When Miss Burton turned the corner it seemed to her that someone on the street was staging a huge outdoor pageant with all the neighbors serving as members of the cast and crew. It was impossible to tell what kind of pageant it could be, the characters and costumes were so varied and numerous: small boys on bicycles; women in housedresses, bathrobes, pajamas; men carrying cameras, babies, brief cases; groups of girls twittering and chirping like birds, and grim-lipped old ladies watching in silence from the back of the stage, as if the scene they were witnessing was old, remembered stuff to them.

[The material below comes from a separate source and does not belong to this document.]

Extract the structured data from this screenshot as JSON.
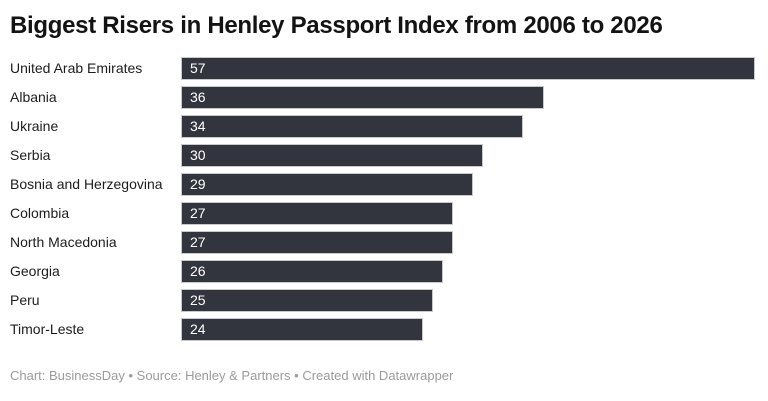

Both sides of the street were lined with cars, some with engines still running and the headlights on and people peering out from the open windows. Miss Burton stopped and leaned against a lamppost, feeling suddenly dizzy and breathless. What are they trying to see? she thought. What do they expect to see? What are they waiting for?

The wind clawed her hair and pinched her lips blue and tore at her yellow coat, but she was unaware of any physical suffering. People pressed past her, shouting to each other above the wind. A large white dog paused to stare at her as if she was usurping his own private lamppost.

A woman wearing a battered muskrat coat over striped pajamas called the dog away. “He won’t hurt you, he’s gentle as a lamb.”

“I’m not — afraid,” Miss Burton said.

“You looked like you were.”

“No.”

“You can’t see much from here, but if you go any closer you might get involved. Believe me, it doesn’t pay to get involved.”

“What happened?”

“Murder is what happened. In the Kelloggs’ house. I’ve always known there was something funny about those people. Oh, they seemed nice enough, on the surface... Where are you going? Hey, wait a minute, you dropped your scarf!”

But Miss Burton was already on her way, running through the crowd, weaving in and out like a little quarterback pursued by giants.

Dodd was parking his car around the corner when he spotted her, recognizing her first by her yellow coat. She didn’t see him, she would have passed by without knowing he was there if he hadn’t called out to her: “Miss Burton!”

She turned to look at him, briefly and blindly, then she resumed her running. He started after her, without any plan or intention, like a dog chasing a moving object simply because it was moving. He hadn’t gone fifty yards when he began to puff and a sharp pain stabbed his side. He would never have caught up with her if she hadn’t stumbled over a crack in the sidewalk and fallen to her knees.

He helped her up. “Are you hurt?”

“No.”

“It’s a funny time to be practicing up for the four-minute mile.”

“Go away. Just go away.”

“What are you doing here?”

“Nothing. Nothing. Please leave me alone. Please.”